O desafio, contudo, é tomar cuidado com os excessos. Tenho ouvido muitas reclamações durante este período de pandemia em termos de sobrecarga de reuniões virtuais, muito por conta da facilidade de conectividade que a tecnologia traz, e da alta disponibilidade que acabamos demonstrando com baixa imposição de limites. Pesquisas demonstram, inclusive, que este excesso de “virtualidade” demanda um maior esforço cerebral, o que aumenta nosso estresse e desgaste mental, trazendo um impacto negativo à nossa saúde mental. Equilíbrio, portanto, é chave para nos beneficiarmos da tecnologia de uma maneira saudável.
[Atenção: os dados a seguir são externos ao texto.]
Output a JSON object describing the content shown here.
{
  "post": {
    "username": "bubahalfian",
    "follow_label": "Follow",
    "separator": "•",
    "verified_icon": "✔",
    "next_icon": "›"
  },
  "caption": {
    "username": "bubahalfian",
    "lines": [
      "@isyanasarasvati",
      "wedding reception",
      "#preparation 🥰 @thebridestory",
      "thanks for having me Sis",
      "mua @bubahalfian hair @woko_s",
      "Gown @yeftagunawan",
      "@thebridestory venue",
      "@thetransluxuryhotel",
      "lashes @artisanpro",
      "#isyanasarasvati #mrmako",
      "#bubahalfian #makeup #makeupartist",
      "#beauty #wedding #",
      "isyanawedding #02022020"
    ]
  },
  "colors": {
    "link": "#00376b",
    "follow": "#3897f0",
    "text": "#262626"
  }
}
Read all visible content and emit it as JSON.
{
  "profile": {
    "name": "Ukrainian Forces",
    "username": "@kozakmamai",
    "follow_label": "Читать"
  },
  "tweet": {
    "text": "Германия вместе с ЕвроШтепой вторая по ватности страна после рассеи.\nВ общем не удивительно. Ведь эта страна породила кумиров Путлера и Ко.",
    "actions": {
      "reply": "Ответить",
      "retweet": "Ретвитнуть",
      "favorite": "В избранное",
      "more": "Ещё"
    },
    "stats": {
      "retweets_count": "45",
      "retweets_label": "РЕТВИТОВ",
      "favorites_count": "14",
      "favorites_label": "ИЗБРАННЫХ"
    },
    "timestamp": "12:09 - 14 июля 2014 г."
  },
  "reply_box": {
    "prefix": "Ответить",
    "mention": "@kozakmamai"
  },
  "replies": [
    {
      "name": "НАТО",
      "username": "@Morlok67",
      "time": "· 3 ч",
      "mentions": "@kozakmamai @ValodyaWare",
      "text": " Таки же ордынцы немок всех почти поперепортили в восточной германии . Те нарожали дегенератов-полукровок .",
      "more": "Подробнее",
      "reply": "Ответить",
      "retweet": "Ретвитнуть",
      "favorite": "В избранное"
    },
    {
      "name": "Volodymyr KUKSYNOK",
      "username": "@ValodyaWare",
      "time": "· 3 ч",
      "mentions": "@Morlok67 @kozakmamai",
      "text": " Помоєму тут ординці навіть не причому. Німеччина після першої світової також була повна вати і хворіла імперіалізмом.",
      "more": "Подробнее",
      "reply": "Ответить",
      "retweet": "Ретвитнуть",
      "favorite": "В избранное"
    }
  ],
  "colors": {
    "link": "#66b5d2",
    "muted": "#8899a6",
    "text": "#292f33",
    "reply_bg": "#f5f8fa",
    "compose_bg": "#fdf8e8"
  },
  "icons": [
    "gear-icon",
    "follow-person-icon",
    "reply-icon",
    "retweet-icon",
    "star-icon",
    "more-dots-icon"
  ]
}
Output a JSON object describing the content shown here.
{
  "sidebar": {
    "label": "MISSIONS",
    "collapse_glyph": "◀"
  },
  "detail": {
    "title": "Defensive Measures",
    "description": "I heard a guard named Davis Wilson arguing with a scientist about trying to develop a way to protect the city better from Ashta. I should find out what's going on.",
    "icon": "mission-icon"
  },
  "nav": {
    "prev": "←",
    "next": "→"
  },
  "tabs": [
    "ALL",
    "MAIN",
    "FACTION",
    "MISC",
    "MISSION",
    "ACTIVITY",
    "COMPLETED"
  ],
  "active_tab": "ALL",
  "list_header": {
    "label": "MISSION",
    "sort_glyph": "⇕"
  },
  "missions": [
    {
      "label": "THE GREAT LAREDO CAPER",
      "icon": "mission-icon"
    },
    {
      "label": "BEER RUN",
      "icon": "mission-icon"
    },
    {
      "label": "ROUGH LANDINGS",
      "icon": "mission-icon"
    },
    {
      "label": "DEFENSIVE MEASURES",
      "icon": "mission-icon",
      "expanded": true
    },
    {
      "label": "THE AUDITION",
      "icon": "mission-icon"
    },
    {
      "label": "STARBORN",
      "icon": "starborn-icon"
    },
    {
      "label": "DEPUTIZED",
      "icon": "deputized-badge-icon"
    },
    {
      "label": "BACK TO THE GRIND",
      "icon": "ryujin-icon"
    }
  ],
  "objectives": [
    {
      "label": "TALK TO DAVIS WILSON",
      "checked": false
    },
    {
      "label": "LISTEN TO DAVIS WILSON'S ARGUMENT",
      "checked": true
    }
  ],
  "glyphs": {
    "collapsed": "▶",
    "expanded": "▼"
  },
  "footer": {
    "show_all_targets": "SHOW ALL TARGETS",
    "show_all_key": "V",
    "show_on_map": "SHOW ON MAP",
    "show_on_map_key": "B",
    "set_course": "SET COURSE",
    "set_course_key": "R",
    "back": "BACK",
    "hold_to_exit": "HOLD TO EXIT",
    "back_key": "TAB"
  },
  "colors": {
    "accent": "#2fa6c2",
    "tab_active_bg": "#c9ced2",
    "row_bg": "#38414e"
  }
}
Por fim, como área de Recursos Humanos, acredito que mesmo após a pandemia continuaremos colhendo os frutos da tecnologia, aproveitando-a ao máximo para trazer eficiência e agilidade aos processos internos e facilitando a vida dos nossos colaboradores. A tecnologia, quando utilizada com um foco humano, tem um enorme potencial para promover a integração, o equilíbrio, um ambiente colaborativo, inovador, criativo, o empoderamento e a inclusão social. Trata-se de uma grande ferramenta para atrair, engajar, desenvolver e reter talentos, e traz vantagens competitivas para as organizações, pois gera aumento de produtividade, eficácia e lucratividade. Mas é fato que a tecnologia não substitui as vantagens da interação pessoal. Por isso, acredito que, quanto mais conseguirmos usufruir da tecnologia sem perder o contato humano, mais completa será a experiência que o colaborador terá na organização.
Tatiana Porto é diretora de Recursos Humanos da Cognizant no Brasil.